Aussi, même s’il nous raconte une joile histoire, Michael Azerrad ne nous en cache pas les parts d’ombre. Tous les personnages dont il nous retrace l’histoire, Greg Ginn et J Mascis par exemple, n’apparaissent pas toujours sous un jour favorable. Coups bas, petites lâchetés et chantage affectif ont souvent été le quotidien de cette scène. Il montre aussi à quel point l’explosion finale du rock indé ne doit rien au hasard. Même si le succès de Nirvana a pris des proportions inespérées, il a été préparé de longue date, par exemple par les manœuvres de Bruce Pavitt, qui a très bien su manipuler l’influente presse musicale anglaise, en présentant mensongèrement Mudhoney et les groupes de son label Sub Pop comme les artistes prolos américains que les journalistes britanniques rêvaient de rencontrer.

Eclairant sur les stratégies de carrière, des uns et des autres. Michael Azerrad montre aussi, sans nier quoi que ce soit du talent musical du groupe, comment Sonic Youth a manœuvré pour construire son statut de parrain de l’indé américain. Plus âgés que les autres artistes de cette scène, plus au fait de l'histoire du rock et de ses échecs, ils se montreront fins stratèges. L'auteur présente ainsi leur passage chez SST comme un marché, comme un moyen de rajeunir leur image et de bénéficier de l'incroyable réseau créé par Greg Ginn et les siens, pendant que ces derniers, jeunes balourds californiens, se voyaient anoblis par les très arty vétérans de la scène no wave. Même chose quand Thurston Moore et les siens assureront les premières parties de Neil Young. Pendant qu'ils se populariseront au contact d'un monument du rock à papa, celui-ci peaufinera son image de grand-père de la scène alternative, se préparant une nouvelle jeunesse.
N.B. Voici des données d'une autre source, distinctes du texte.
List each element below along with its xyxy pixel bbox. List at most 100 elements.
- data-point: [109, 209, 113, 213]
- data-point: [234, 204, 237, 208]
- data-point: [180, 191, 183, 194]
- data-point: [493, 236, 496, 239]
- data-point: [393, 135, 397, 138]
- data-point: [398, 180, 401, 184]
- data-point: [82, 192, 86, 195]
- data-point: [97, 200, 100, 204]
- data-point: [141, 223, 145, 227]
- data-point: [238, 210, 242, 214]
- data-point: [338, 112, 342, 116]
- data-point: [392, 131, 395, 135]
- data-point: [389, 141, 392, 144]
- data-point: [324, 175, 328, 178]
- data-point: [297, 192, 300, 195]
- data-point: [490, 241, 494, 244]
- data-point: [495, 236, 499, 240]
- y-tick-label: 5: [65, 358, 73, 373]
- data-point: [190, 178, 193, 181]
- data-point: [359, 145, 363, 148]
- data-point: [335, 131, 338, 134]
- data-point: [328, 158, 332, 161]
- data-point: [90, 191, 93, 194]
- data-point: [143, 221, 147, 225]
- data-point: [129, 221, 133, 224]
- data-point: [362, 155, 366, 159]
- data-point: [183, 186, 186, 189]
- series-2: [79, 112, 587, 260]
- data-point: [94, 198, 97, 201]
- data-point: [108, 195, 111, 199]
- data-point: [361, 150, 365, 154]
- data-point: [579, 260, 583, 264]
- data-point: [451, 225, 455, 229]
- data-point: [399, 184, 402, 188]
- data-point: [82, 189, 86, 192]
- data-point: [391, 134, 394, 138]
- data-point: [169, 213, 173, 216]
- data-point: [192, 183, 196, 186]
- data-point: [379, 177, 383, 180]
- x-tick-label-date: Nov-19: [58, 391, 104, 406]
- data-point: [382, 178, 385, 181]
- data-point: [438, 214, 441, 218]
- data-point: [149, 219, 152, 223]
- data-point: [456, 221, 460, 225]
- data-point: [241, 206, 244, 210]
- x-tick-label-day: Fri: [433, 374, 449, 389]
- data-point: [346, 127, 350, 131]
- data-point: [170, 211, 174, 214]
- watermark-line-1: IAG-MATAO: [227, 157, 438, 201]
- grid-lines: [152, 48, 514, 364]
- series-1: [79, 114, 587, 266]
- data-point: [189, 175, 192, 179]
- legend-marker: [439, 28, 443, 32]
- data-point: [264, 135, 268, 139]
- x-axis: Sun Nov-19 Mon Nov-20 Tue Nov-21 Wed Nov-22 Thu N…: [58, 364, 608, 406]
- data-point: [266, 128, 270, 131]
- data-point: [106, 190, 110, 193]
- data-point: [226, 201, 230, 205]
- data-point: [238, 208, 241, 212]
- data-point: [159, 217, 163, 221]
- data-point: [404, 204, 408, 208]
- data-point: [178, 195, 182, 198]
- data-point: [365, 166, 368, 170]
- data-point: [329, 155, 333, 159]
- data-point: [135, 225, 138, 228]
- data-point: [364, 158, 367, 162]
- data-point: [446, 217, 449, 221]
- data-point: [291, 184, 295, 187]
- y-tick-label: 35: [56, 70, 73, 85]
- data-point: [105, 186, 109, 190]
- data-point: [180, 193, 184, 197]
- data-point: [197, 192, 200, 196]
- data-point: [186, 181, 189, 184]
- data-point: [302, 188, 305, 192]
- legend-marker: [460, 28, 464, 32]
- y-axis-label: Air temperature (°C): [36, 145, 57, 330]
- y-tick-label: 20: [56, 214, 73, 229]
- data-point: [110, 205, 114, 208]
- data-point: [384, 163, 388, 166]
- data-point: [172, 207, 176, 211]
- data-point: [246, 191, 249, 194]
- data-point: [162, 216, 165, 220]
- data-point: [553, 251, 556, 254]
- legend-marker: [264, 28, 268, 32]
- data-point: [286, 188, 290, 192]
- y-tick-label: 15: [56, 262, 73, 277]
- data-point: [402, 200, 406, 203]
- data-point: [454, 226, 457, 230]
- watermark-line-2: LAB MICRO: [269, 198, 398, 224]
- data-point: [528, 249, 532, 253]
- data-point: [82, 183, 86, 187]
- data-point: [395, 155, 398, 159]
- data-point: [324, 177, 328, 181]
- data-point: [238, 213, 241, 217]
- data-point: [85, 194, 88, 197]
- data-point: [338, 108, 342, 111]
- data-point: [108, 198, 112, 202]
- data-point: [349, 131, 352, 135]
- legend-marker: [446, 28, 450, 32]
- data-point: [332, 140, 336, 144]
Et au final, tout cela a payé. Nevermind est sorti chez Geffen, et son succès a dépassé les espérances les plus folles. Si l'on excepte quelques dommages collatéraux (le suicide de Cobain, cet autre Christ), tout finit donc bien. Et c’est en cela encore qu’il s’agit d’une histoire américaine, même si la réaction n’a pas été la même d’un groupe ou d’un artiste à l’autre : stupéfaction chez Ian MacKaye, rancœur chez Lou Barlow qui, croisant J Mascis après le succès de Nirvana, lui adressera sur le ton du reproche un "tu as vu, ça aurait pu être nous !", bienveillance pour le leader de Dinosaur Jr qui déclarera, débonnaire, "au moins, maintenant, on peut entendre des trucs potables à la radio". La victoire était au bout de ce long parcours, même si Azerrad, nostalgique, lui trouve un goût amer :

So yes, we won: indie rock was well established, and musicians could now earn a decent living making music even for fairly specialized audiences. And yet the vitality of the music and the community was severely diminished. The revolution had been largely successful, but as it turned out, the struggle was much more fun than the victory. (p. 499)

La conclusion est plus heureuse qu'avec Rip It Up and Start Again, où un Reynolds amer regrettait que la révolution post-punk ait été vite close par des Smiths ou des Jesus & Mary Chain revivalistes, où il reprochait aux artistes contemporains qui redécouvrent le post-punk d’être moins audacieux que leurs aînés.

Mais lus à la suite, ces deux livres apportent une leçon identique : ils montrent que dans la révolution punk de 1977, ce n’était pas la musique qui comptait. De l’Atlantique au Pacifique, tous ceux qu’elle a générés ont vite fait de la bâtardiser ou de s’en émanciper. Non, ce qui comptait dans le punk, c’était l’irruption du do-it-yourself, c’était cette étape essentielle entre le moment où un Bob Dylan à la voix de canard et laid comme un pou est devenu le porte-parole de sa génération, et l’époque, aujourd’hui, où Internet brouille les frontières entre amateurisme et professionnalisme dans la musique. Ce qui a compté avec le punk, c’est cet effet désinhibant, cette conviction, soudainement répandue, que n’importe quel groupe pouvait avoir quelque chose à dire ; que, oui, "our band could be your life".